Stem cells from the placenta can travel to injured tissues in a mother’s heart during pregnancy and create new cardiac cells, according to a late-breaking basic science abstract presented at the American Heart Association’s Scientific Sessions 2011. The research was also published in Circulation Research, a Journal of the American Heart Association.
Women with pregnancy-associated cardiomyopathy have better rates of recovery than people with any other cause of the disease. So researchers investigated whether fetal cells help repair a woman’s cardiac injury.
In the study, researchers induced heart attacks in pregnant mice and then checked a week or two later to see if the fetal cells had transferred to the mother. To make the fetal cells easy to spot, they were genetically tagged with green fluorescent protein (GFP).
“Much to our surprise, they homed selectively and specifically to just the injured zone of the maternal hearts, not the non-injured zones, and not to non-injured organs within the same mouse,” said Hina Chaudhry, senior author of the study and a cardiologist at Mount Sinai Medical Center in New York, USA.
Two weeks after the animal’s induced heart attack, fetal cells comprised 2% of the maternal heart. Furthermore, the fetus-derived cells differentiated into heart muscle cells and cells that form blood vessels or the inner lining of blood vessels and other organs.
“We found entire blood vessels that were composed of GFP fetal cells in the injury zones,” she said.
The cells could similarly differentiate when isolated from the mother’s heart and grown in petri dishes, even forming beating cardiac cells in culture.
About 40% of the fetal cells that incorporated into the mothers’ hearts expressed a protein called Cdx2, a marker of trophoblast stem cells. Trophoblast stem cells form when embryonic stem cells develop. Though embryonic stem cells lead to all the cell types in the growing baby, trophoblast stem cells give rise to the placenta.
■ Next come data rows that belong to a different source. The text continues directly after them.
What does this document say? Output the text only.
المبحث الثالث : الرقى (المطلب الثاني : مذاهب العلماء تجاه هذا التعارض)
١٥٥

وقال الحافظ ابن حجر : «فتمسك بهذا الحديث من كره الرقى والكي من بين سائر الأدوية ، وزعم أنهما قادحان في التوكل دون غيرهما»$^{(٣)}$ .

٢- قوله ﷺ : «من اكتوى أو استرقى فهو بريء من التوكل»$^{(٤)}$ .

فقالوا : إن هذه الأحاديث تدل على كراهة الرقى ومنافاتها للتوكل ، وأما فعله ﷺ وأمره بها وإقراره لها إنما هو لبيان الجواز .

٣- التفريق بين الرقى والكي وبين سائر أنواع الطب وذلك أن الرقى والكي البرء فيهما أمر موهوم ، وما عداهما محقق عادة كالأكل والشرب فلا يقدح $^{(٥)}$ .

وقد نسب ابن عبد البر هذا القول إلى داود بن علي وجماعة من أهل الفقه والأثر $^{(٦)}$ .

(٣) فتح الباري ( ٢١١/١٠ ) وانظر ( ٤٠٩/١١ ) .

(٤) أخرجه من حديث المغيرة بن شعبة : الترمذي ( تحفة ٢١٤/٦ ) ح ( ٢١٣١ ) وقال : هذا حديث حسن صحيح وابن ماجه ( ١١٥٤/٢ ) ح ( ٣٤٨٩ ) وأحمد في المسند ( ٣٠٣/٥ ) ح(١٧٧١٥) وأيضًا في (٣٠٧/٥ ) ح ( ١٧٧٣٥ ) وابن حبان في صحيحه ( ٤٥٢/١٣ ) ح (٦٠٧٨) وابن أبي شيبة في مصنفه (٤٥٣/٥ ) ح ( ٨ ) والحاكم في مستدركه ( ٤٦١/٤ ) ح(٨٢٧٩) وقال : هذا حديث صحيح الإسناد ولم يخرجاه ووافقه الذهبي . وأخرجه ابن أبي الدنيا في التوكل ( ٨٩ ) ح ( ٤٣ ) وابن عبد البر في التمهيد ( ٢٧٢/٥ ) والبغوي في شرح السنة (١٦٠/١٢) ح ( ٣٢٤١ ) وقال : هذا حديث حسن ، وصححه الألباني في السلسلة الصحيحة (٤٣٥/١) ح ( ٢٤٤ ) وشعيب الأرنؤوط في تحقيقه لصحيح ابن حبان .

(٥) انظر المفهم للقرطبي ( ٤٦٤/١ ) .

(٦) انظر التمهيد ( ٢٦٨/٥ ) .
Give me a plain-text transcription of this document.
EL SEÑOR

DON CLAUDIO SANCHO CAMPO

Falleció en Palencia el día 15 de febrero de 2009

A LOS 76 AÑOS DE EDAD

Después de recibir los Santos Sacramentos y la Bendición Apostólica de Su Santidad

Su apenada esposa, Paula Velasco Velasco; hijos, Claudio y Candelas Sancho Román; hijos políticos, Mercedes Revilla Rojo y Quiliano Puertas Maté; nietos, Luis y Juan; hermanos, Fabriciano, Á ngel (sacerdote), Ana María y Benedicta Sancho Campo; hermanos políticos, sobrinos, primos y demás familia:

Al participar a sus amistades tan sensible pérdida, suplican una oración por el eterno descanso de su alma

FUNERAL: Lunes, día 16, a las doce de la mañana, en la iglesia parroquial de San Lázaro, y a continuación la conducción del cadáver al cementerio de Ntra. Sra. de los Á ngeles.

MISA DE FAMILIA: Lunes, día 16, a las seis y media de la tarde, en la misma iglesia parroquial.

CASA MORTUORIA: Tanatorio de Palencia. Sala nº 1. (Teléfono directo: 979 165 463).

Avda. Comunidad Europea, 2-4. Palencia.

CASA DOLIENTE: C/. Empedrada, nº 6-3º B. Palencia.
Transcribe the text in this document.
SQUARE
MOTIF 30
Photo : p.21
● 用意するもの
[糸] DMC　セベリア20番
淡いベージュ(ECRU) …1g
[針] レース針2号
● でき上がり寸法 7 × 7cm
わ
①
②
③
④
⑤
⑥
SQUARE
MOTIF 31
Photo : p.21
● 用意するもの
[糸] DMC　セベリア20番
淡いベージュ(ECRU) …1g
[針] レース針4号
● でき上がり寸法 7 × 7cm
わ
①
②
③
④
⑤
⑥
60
“Trophoblast stem cells have previously not been thought to contribute to organ development other than placenta formation,” said Chaudhry, suggesting placental stem cells may also help others with heart disease. “You could bank placentas and isolate stem cells and potentially use them in other individuals and not just for peripartum cardiomyopathy, but for a broad spectrum of heart diseases,” she said.
Furthermore, using placental stem cells does not violate many religious beliefs like the use of embryonic stem cells.
The researchers are conducting lineage tracing experiments to confirm the precise origin of the cells—of which 60% did not express Cdx2. The non-expressing cells could still be from the placenta and may have switched off Cdx2 or other early progenitor markers and differentiated into cardiac cell types.
Placentas are routinely discarded in labour and delivery rooms. “If we can confirm that trophoblast stem cells are directly involved in mediating cardiac repair in the injury state, then we may just have found that elusive cell type, other than the embryonic stem cell, that can truly become a beating heart muscle cell,” Chaudhry said.
The US National Institutes of Health funded the study.